The prognosis for PDH is always guarded because of the many complications associated with the disease. Dogs that succumb to such complications usually do so within the first 3–6 months after diagnosis. Dogs that survive this period typically die of other geriatric disorders unrelated to hyperadrenocorticism.
Surgery is generally considered the treatment of choice in dogs with adrenal adenomas or small carcinomas. However, the surgery can be challenging and several peri- and postoperative complications can occur.

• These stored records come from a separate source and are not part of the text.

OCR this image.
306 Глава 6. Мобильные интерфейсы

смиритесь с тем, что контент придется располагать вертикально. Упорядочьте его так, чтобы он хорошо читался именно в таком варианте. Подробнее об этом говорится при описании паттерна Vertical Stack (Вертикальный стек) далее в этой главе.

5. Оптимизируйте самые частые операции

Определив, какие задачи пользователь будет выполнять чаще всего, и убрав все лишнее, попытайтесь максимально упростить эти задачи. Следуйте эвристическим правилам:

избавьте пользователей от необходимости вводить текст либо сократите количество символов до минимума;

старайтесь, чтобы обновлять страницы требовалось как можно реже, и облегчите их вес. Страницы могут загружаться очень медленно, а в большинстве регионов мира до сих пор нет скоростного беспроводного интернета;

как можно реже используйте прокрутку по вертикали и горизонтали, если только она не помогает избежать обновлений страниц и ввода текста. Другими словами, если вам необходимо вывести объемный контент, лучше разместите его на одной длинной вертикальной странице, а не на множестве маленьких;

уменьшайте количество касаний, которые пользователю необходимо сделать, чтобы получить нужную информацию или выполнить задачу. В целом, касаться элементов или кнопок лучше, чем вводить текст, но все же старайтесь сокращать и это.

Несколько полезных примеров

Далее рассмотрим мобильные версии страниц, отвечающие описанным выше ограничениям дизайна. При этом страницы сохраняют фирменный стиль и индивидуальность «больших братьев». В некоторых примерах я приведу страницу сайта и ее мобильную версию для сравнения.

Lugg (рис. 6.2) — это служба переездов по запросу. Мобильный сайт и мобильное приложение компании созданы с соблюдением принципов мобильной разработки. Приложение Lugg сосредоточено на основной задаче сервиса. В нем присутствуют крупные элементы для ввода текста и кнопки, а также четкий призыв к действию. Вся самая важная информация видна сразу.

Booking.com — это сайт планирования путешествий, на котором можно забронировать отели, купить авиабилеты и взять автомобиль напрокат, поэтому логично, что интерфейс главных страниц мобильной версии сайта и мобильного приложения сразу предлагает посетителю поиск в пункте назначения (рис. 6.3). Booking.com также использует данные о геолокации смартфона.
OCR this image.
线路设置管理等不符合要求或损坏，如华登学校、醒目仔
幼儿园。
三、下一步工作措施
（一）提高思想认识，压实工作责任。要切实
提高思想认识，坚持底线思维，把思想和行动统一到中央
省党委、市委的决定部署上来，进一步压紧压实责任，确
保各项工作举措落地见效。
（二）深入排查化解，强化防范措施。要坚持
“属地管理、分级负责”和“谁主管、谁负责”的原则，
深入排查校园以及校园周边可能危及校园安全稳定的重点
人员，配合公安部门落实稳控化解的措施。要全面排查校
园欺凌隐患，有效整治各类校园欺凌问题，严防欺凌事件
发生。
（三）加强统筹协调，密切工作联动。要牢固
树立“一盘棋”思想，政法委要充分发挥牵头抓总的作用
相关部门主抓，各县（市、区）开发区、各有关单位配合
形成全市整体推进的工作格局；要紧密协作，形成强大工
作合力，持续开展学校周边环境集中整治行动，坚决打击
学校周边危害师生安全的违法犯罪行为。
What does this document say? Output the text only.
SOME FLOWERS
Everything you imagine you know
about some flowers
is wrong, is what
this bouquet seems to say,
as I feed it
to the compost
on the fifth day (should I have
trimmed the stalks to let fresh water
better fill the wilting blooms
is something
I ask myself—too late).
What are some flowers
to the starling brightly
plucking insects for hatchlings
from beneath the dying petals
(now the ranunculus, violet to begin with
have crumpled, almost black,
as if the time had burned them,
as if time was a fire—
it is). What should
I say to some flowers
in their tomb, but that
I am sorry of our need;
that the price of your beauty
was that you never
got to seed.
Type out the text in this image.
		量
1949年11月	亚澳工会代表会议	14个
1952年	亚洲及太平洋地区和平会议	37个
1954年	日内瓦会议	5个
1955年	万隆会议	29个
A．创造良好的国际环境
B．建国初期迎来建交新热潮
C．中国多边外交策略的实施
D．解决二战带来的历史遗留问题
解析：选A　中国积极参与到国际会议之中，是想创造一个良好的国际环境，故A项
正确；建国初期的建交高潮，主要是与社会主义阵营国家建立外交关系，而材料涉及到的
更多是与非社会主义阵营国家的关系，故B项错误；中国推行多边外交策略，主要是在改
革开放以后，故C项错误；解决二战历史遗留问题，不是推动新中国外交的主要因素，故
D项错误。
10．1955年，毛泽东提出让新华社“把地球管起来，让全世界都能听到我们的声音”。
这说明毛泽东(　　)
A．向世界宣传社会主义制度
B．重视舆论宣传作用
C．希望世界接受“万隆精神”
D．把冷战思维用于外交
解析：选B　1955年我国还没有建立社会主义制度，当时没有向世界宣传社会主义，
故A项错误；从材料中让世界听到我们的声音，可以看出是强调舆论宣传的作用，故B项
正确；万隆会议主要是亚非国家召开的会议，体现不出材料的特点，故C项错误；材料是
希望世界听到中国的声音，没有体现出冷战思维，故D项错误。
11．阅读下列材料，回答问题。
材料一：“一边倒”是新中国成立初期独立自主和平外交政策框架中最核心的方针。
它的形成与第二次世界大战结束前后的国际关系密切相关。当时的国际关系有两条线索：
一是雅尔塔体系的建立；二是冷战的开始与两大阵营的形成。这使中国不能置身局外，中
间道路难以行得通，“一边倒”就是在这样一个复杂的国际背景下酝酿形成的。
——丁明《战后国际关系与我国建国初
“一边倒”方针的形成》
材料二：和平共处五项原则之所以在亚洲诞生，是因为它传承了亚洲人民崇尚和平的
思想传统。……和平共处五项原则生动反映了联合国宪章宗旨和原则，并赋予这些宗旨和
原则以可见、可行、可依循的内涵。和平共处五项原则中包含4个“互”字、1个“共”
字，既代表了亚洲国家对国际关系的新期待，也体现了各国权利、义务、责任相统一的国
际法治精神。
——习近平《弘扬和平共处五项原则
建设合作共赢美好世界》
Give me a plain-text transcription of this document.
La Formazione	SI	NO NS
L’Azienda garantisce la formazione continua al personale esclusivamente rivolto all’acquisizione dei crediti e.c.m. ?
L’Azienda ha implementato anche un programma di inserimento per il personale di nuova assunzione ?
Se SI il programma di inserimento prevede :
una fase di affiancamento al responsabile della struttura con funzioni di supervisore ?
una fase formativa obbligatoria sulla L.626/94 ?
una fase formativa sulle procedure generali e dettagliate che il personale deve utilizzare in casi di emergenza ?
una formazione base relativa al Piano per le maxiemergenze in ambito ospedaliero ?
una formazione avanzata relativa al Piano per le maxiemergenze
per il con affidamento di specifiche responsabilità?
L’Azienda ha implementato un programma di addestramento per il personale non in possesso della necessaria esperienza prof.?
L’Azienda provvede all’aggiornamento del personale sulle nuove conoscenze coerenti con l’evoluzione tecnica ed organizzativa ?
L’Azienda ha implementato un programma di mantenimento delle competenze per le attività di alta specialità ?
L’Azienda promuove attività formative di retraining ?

Mitotane is a relatively effective and safe treatment alternative for most dogs with adrenal tumors and has been successful for over 24 months in some cases. In general, higher dosages of mitotane are required than for treatment of dogs with pituitary-dependent hyperadrenocorticism. Only 15–20% of dogs with adrenal tumors respond to the standard treatment protocol used in dogs with PDH. Dogs with adrenal tumors often require a cumulative mitotane induction dose up to 10 times higher than dogs with pituitary-dependent hyperadrenocorticism (due to a longer period of daily mitotane administration). In dogs with adrenal tumors, mitotane is used as a true chemotherapeutic agent with the goal of destroying all functional, neoplastic adrenocortical tissue. Therefore, both the serum basal and post-ACTH cortisol concentrations should be low to undetectable (<1 ug/dl). The induction of overt hypoadrenocorticism may improve the long-term prognosis, but direct mitotane toxicity (from the high doses of mitotane needed) prevents achieving this in many dogs. Indications for mitotane therapy of adrenal tumors are gross metastatic disease evident prior to surgery, unresectable or incompletely resectable tumor, residual disease after adrenalectomy as detected by ACTH stimulation testing, unacceptable anesthetic or surgical risks to the patient, refusal of surgery by the client.
Trilostane has been used to treat a small number of dogs with adrenal-dependent hyperadrenocorticism with good response in some cases. Being an enzyme inhibitor, trilostane provides control of serum cortisol levels but should not effect the underlying neoplastic process. However, there are a few reports of acute hypoadrenocorticism as well as bilateral adrenal necrosis in dogs with pituitary-dependent hyperadrenocorticism receiving trilostane. Trilostane is not considered cytotoxic. Therefore mitotane may be preferable for treatment of malignant adrenocortical tumors. Trilostane may be useful for the preoperative control of serum cortisol concentrations and clinical signs in dogs undergoing adrenalectomy.